Trumps Aussagen zu Lebensmittelpreisen treffen auf harte Fakten
Donald Trump erklärte kürzlich in aller Öffentlichkeit, die Einkaufskosten in amerikanischen Supermärkten würden „deutlich und spürbar“ sinken. In einem Fernsehinterview lobte er seine eigene Wirtschaftspolitik in höchsten Tönen und vermittelte den Zuschauern den Eindruck, dass sein Kabinett hervorragende Arbeit leiste. Die Botschaft war unmissverständlich: Alles im Supermarktregal werde günstiger.
Was die offiziellen Regierungsstatistiken jedoch zeigen, ist eine deutlich komplexere – und weit weniger optimistische – Geschichte.
Die meisten Produkte im Einkaufswagen werden weiterhin teurer
Eine Auswertung der jüngsten Daten amerikanischer Agrarbehörden ergibt ein ernüchterndes Bild für Verbraucherhaushalte. Für das Jahr 2026 wird erwartet, dass die Supermarktpreise im Durchschnitt um 2,7 Prozent steigen. Wer lieber auswärts isst, muss sogar noch tiefer in die Tasche greifen: Restaurantpreise dürften voraussichtlich um 3,5 Prozent zulegen.
Eine auffällige Ausnahme innerhalb dieses Gesamtbildes bilden gewöhnliche Hühnereier. Nachdem ihr Preis 2025 infolge einer schweren Vogelgrippe-Epidemie auf Rekordniveaus geklettert war, beginnen die Werte nun endlich zu fallen. Von Mai auf Juni sank der Preis um knapp einen Prozentpunkt, auf Jahresbasis beläuft sich der Rückgang auf fast 28 Prozent.
Dieser vereinzelte Preisrückgang bedeutet allerdings keineswegs, dass das Einkaufen insgesamt günstiger geworden ist. Experten gehen davon aus, dass im Laufe des Jahres zahlreiche Grundnahrungsmittel teurer werden, darunter:
- Rind-, Kalb- und Schweinefleisch
- Frisches Gemüse und Obst
- Zucker und verschiedene Süßwaren
- Alkoholfreie Getränke
Eier machen nur einen winzigen Bruchteil der Gesamtausgaben aus
Richard Volpe, Professor an der California Polytechnic State University und ehemaliger Chefökonom amerikanischer Agrarbehörden, warnt vor einem grundlegenden Wahrnehmungsfehler. Wer sich vorwiegend auf den Preisrückgang bei Eiern konzentriere, riskiere ein verzerrtes Bild der tatsächlichen finanziellen Lage der Verbraucher. Laut Volpe kommt es nur in absoluten Ausnahmesituationen zu einem breiten Rückgang der Lebensmittelpreise – der langfristige Trend zeige unverkennbar nach oben.
Hinzu kommt, dass Eier im Haushaltsbudget einer durchschnittlichen Familie eine völlig untergeordnete Rolle spielen. Statistischen Modellen zufolge machen sie gerade einmal 0,8 Prozent des typischen Einkaufswagens aus.
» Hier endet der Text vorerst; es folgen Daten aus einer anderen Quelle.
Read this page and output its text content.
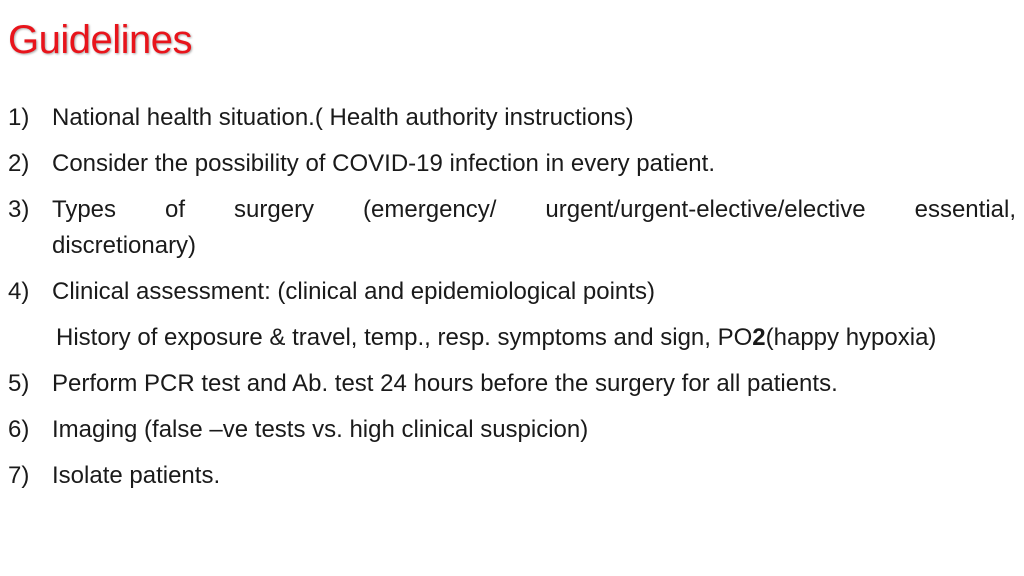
Guidelines
1) National health situation.( Health authority instructions)
2) Consider the possibility of COVID-19 infection in every patient.
3) Types of surgery (emergency/ urgent/urgent-elective/elective essential,
discretionary)
4) Clinical assessment: (clinical and epidemiological points)
History of exposure & travel, temp., resp. symptoms and sign, PO2(happy hypoxia)
5) Perform PCR test and Ab. test 24 hours before the surgery for all patients.
6) Imaging (false –ve tests vs. high clinical suspicion)
7) Isolate patients.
Zum Vergleich: Obst und Gemüse stehen für rund ein Zehntel aller Lebensmittelausgaben, Rindfleisch allein für knapp 5 Prozent.
Was bedeutet das konkret für den Alltag? Eine durchschnittliche Familie, die im vergangenen Jahr genau 100 Dollar für ihren gewohnten Wocheneinkauf ausgegeben hat, zahlt heute für denselben Einkauf zwischen 102,70 und 103,90 Dollar. Für Familien mit Kindern summiert sich das über das Jahr hinweg auf mehrere Hundert Dollar mehr.
Trotz der selbstsicheren politischen Aussagen über einen allgemeinen Preisverfall sprechen die Zahlen eine klare Sprache. Der Eiermarkt erlebt nach der Krise von 2025 zwar eine spürbare Korrektur – doch für die überwiegende Mehrheit der anderen Produkte müssen sich Verbraucher auf weitere Preissteigerungen im laufenden Jahr einstellen.